PUNKT WIDOKOWY W OPUSZCZONYM PGRZE
----------------------------------------------
Na chwilę obecną jest to główny budynek istniejącego tu niegdyś PGRu. Jeziorko przepływowe i okoliczne ziemie uprawne, należały własnie do Państwowego Gospodarstwa Rolnego. Idąc dalej na południe, napotkamy starą (rozbieraną już) Cegielnię Mochty. Prawdopodobnie te dwa tereny były ścisle ze sobą związane.
Z informacji od tutejszych, teren należał do pewnego Pana "Romka" który to przejął nieruchomość od skarbu państwa. Nie wiedział za bardzo co z tym zrobić, może nie miał weny, funduszy czy ochoty by dokonać tu cokolwiek twórczego. W ten oto sposób teren niszczał a natura zabierała kolejne jego części.
Kilka lat wstecz, znalazł się Pan "Zbychu" który obudził się z letargu i wystąpił do organów państwowych o możliwość przejęcia gruntu, ponieważ jak odkopał - jego rodzina była właścicielem tego miejsca, jeszcze przed okresem II wojny światowej.
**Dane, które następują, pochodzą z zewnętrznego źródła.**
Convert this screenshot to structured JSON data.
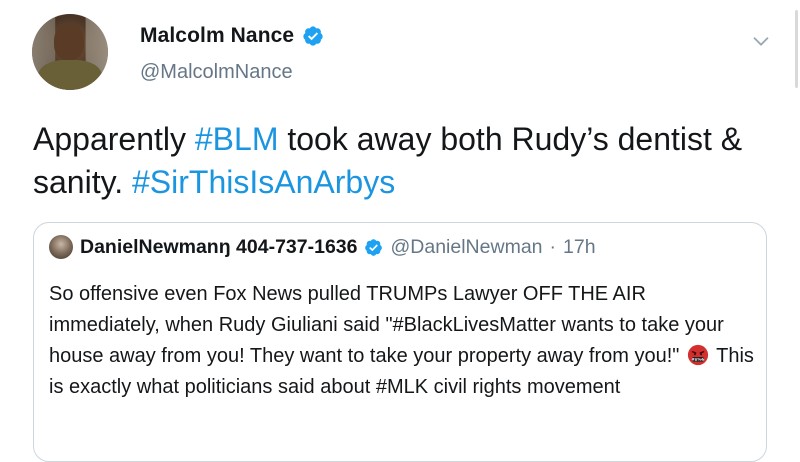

Wcześniejszy Pan "Romek" nie miał za złe takiemu rozwojowi sytuacji i z miłą chęcią oddał włości w inne ręce. Teraz podobno okolica jest w prywatnych rękach Pana "Zbycha" który brandzluje się w zaciszu domowym, na myśl że przejął tak fajne miejsce za bezcen, a PGR jak stał tak stał, a okoliczne jeziorko jak sobie płynęło, tak wciąż płynie własnym nieprzymuszonym życiem...
----------------------------------------------
Waszym zacnym wymagającym zadaniem będzie dostanie się na szczyt budynku,
na którym usytuowana jest wspaniała wieżyczka - chyba pełniąca rolę gołębnika?
Kesza szukaj w środku tego punktu widokowego.